Foto: Reprodução Presidência
O Conselho de Estado está marcado para dia 9 de janeiro. Paulo Rangel afirma que a "primeira preocupação do Governo é a comunidade portuguesa"
O Presidente da República reuniu-se este sábado com o primeiro-ministro e o ministro de Estado e dos Negócios Estrangeiros, por videoconferência, sobre a situação da Venezuela, e foi acordado levar o tema ao Conselho de Estado de sexta-feira.
Segundo uma nota publicada no sítio oficial da Presidência da República na Internet, a reunião do chefe de Estado, Marcelo Rebelo de Sousa, com o primeiro-ministro, Luís Montenegro, e o ministro Paulo Rangel, aconteceu este sábado ao fim da tarde "para analisar o futuro na sequência da situação na Venezuela e, em particular, no que diz respeito à muito numerosa comunidade portuguesa".
"Foi também acordado acrescentar este ponto à reunião do Conselho de Estado de dia 9 de janeiro", lê-se na mesma nota.

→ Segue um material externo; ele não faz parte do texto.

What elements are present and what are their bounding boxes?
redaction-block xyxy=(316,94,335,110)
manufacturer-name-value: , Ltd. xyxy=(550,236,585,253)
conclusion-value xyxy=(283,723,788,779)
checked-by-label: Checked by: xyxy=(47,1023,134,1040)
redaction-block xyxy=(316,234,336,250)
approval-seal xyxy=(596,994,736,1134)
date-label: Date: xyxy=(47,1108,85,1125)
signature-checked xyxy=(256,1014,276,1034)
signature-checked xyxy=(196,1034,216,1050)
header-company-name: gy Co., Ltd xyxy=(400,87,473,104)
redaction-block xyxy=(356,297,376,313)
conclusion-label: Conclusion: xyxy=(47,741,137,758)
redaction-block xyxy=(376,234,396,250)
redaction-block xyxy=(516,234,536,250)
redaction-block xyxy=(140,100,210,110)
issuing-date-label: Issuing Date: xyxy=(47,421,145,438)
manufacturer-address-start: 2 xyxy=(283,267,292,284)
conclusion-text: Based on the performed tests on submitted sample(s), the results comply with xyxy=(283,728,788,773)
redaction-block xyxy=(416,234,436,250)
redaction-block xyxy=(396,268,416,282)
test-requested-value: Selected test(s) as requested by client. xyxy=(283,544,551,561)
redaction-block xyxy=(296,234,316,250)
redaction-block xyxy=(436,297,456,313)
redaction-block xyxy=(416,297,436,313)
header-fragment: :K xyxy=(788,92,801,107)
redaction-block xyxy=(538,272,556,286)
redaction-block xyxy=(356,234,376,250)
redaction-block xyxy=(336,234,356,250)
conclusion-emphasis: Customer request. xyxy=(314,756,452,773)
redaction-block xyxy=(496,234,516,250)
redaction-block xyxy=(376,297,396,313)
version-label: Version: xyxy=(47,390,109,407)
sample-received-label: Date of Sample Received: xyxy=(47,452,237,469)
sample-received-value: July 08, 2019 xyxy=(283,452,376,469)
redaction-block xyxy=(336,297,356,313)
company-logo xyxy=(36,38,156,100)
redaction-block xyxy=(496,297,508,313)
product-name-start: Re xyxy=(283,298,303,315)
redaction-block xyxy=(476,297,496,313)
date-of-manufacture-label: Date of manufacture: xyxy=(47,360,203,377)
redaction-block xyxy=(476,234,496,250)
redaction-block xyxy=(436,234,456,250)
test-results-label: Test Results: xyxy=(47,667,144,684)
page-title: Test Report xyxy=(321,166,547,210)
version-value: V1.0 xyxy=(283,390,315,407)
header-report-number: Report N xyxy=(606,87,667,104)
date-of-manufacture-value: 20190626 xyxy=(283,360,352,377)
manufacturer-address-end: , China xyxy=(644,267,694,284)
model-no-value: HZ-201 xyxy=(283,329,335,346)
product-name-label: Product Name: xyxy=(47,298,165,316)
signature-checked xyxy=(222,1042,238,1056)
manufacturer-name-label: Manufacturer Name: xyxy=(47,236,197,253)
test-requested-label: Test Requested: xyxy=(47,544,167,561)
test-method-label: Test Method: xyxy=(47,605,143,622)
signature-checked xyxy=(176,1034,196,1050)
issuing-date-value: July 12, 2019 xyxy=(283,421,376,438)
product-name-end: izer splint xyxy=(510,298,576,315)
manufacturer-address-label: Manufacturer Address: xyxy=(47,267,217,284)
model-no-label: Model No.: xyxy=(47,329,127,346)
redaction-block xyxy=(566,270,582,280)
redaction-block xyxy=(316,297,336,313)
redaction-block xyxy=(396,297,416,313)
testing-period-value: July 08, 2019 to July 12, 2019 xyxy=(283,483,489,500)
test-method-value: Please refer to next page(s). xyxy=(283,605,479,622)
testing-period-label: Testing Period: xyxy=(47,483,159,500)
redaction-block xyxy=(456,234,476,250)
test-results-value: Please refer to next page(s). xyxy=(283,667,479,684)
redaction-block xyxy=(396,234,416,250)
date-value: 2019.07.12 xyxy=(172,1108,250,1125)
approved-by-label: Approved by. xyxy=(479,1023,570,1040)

Já numa publicação na rede social X, o primeiro-ministro escreveu: "Estamos focados no futuro e no restabelecimento de uma democracia plena onde os venezuelanos escolham livremente o seu futuro Não tendo reconhecido os resultados das eleições de 2024, tomamos nota das declarações e garantias do Presidente Donald Trump e constatamos o papel dos EUA na promoção de uma transição estável, pacífica, democrática e inclusiva na Venezuela com a maior brevidade possível."
Luís Montenegro destacou ainda que o Executivo está a "acompanhar em permanência e desde o primeiro momento a situação na Venezuela, com atenção particular à segurança e ao bem-estar" da comunidade portuguesa e que a embaixada de Portugal em Caracas e os consulados no país "estão plenamente mobilizadas para acompanhar" os cidadãos portugueses.
MNE admite González como Presidente da Venezuela
Depois da reunião, Paulo Rangel falou aos jornalistas e disse que a "primeira preocupação do Governo é a comunidade portuguesa". Elogiou ainda "a maturidade e serenidade" dos português perante a "incerteza" na Venezuela.
"Estamos em contacto com os membros da nossa comunidade", afirmou, adiantando que, até ao momento, não há registo de portugueses feridos, ou "qualquer incidente".
Em nome do Governo depois de ter estado reunido com Luís Montenegro e Marcelo Rebelo de Sousa, Paulo Rangel assumiu: "Estamos preocupados com presos-políticos."
Paulo Rangel não respondeu diretamente se o Governo acha ou não a intervenção ilegítima e questiona: "Qual é a solução? É evidente que ninguém quer o regresso de Maduro. (...) É preciso iniciar um processo de transição para a democracia." Para o ministro, Edmundo González "é a opção preferível".
"Terá de haver um processo de pacificação", defendeu.